COVID-19 has prompted great changes in society and business. Insurers must take this opportunity to re-imagine how they serve their clients, and ensure they continue to prosper.
THE insurance industry has been in a state of disruption for the past few years as agile new fintech companies enter the sector and disturb long-standing business models. But it’s safe to say that COVID-19 has been an even more profound disruptor because it has changed the way businesses see risk and shown just how rapidly firm ground turns to jelly.
SMEs, long recognised as the vital engine of growth and South Africa’s best chance of creating inclusive economic growth, have arguably borne the brunt of the pandemic and the wide-ranging measures taken to curb it. The insurance industry’s imperative to change how it approaches its clients is nowhere more important when it comes to these businesses.
Insurers have traditionally seen their role as basically confined to helping their clients recover from loss. Over the past several years, more innovative companies realised that clients were looking for a more proactive approach, and began piloting ways to help clients avoid losses, primarily by helping them to understand the particular risk landscape they must confront, and what mitigation measures they need to take. This kind of approach has subtly been altering the dynamics of the insurer/ client relationship – insurers have to become more informed about the nuances of their clients’ businesses in order to provide this kind of help. I believe that this trend will strengthen as SMEs regroup and the economy returns to normal.

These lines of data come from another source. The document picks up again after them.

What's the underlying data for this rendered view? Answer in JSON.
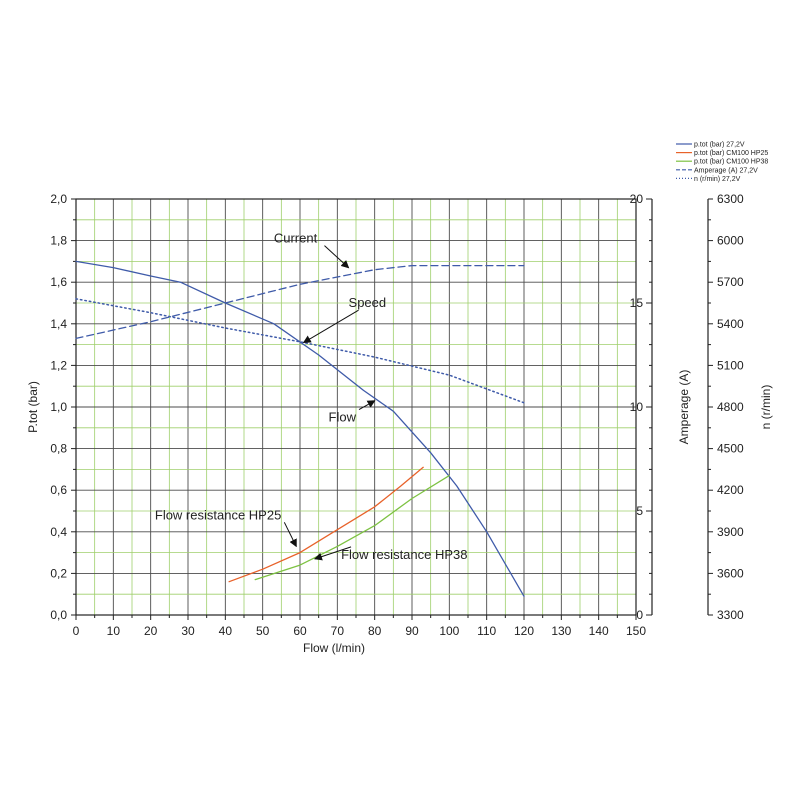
{
  "chart_data": {
    "type": "line",
    "x_axis": {
      "label": "Flow (l/min)",
      "range": [
        0,
        150
      ],
      "ticks": [
        0,
        10,
        20,
        30,
        40,
        50,
        60,
        70,
        80,
        90,
        100,
        110,
        120,
        130,
        140,
        150
      ]
    },
    "y_axis_left": {
      "label": "P.tot (bar)",
      "range": [
        0,
        2.0
      ],
      "ticks": [
        "0,0",
        "0,2",
        "0,4",
        "0,6",
        "0,8",
        "1,0",
        "1,2",
        "1,4",
        "1,6",
        "1,8",
        "2,0"
      ]
    },
    "y_axis_right_1": {
      "label": "Amperage (A)",
      "range": [
        0,
        20
      ],
      "ticks": [
        "0",
        "5",
        "10",
        "15",
        "20"
      ]
    },
    "y_axis_right_2": {
      "label": "n (r/min)",
      "range": [
        3300,
        6300
      ],
      "ticks": [
        "3300",
        "3600",
        "3900",
        "4200",
        "4500",
        "4800",
        "5100",
        "5400",
        "5700",
        "6000",
        "6300"
      ]
    },
    "grid": true,
    "legend_position": "top-right",
    "series": [
      {
        "name": "p.tot (bar) 27,2V",
        "axis": "left",
        "color": "#3f5ba9",
        "style": "solid",
        "x": [
          0,
          10,
          20,
          28,
          40,
          53,
          65,
          77,
          85,
          95,
          102,
          110,
          120
        ],
        "y": [
          1.7,
          1.67,
          1.63,
          1.6,
          1.5,
          1.4,
          1.25,
          1.08,
          0.98,
          0.78,
          0.62,
          0.4,
          0.09
        ]
      },
      {
        "name": "p.tot (bar) CM100 HP25",
        "axis": "left",
        "color": "#e8622a",
        "style": "solid",
        "x": [
          41,
          50,
          60,
          70,
          80,
          87,
          93
        ],
        "y": [
          0.16,
          0.22,
          0.3,
          0.41,
          0.52,
          0.62,
          0.71
        ]
      },
      {
        "name": "p.tot (bar) CM100 HP38",
        "axis": "left",
        "color": "#7dc242",
        "style": "solid",
        "x": [
          48,
          60,
          70,
          80,
          90,
          100
        ],
        "y": [
          0.17,
          0.24,
          0.33,
          0.43,
          0.56,
          0.67
        ]
      },
      {
        "name": "Amperage (A) 27,2V",
        "axis": "right_1",
        "color": "#3f5ba9",
        "style": "dashed",
        "x": [
          0,
          20,
          40,
          60,
          80,
          90,
          100,
          120
        ],
        "y": [
          13.3,
          14.1,
          15.0,
          15.9,
          16.6,
          16.8,
          16.8,
          16.8
        ]
      },
      {
        "name": "n (r/min) 27,2V",
        "axis": "right_2",
        "color": "#3f5ba9",
        "style": "dotted",
        "x": [
          0,
          20,
          40,
          60,
          80,
          100,
          120
        ],
        "y": [
          5580,
          5480,
          5370,
          5270,
          5160,
          5030,
          4830
        ]
      }
    ],
    "annotations": [
      {
        "text": "Current",
        "x": 53,
        "y": 1.79,
        "anchor": "start",
        "arrow_to": [
          73,
          1.67
        ]
      },
      {
        "text": "Speed",
        "x": 73,
        "y": 1.48,
        "anchor": "start",
        "arrow_to": [
          61,
          1.31
        ]
      },
      {
        "text": "Flow",
        "x": 75,
        "y": 0.93,
        "anchor": "end",
        "arrow_to": [
          80,
          1.03
        ]
      },
      {
        "text": "Flow resistance HP25",
        "x": 55,
        "y": 0.46,
        "anchor": "end",
        "arrow_to": [
          59,
          0.33
        ]
      },
      {
        "text": "Flow resistance HP38",
        "x": 71,
        "y": 0.27,
        "anchor": "start",
        "arrow_to": [
          64,
          0.27
        ]
      }
    ]
  }
}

At this point, it’s worth reminding ourselves that insurance is built on the legal concept of uberrima fides, utmost good faith. Trust is obviously crucial to a long-lasting relationship between the insurer and insured, and one way for insurers to build this is to show a commitment not only to understanding their clients’ businesses but to developing the products and services they need, and at the right price. In so doing, one might add, insurers will go a long way towards repositioning themselves less as commodity providers (where price is the deciding factor) to true service providers or business partners.
Here are some of the factors that are shaping these trends in the insurance industry:
The risk landscape has become far more volatile as the world has globalised and digitalised. Insurers need to be much more active in developing new products in line with where business is going. A good example is the fact that digital businesses need proper advice and protection against system outages. Compliance risk relating to data privacy is also another key area.
Promote understanding of products.
SMEs are often short of resources, both in terms of money and talent – a surprising number simply don’t have the time or skills to understand the cover they have in depth. This gap between what is assumed to be covered and what is actually covered is a significant contributor to the negative perception of insurance companies. Helping clients align their risks and cover is a great builder of trust.
Expand the service offering.
One way of positioning the insurer as a true business partner is for it to offer value-added services that are not directly related to risk identification or management, but that contribute to the business’s viability. Innovative insurers have already begun to construct such offers, often in partnership with the third-party supplier. Examples include offering financial, legal and labour advice, office emergency assistance and an IT help desk. Basic marketing services (such as setting up Facebook and Web pages, and a direct e-mail marketing campaign), as well as a telephonic concierge-type service for procuring goods and services, arranging bookings and making calls. In the current circumstances, guidance about how to apply for COVID-19 relief is an obvious service.
A final point is that in order to respond to new market imperatives, insurers are also going to have to collaborate more widely with other members of the financial services – and other – value chains. In particular, brokers, with their intimate knowledge of their clients’ businesses look like natural allies for insurers and could really be coming into their own.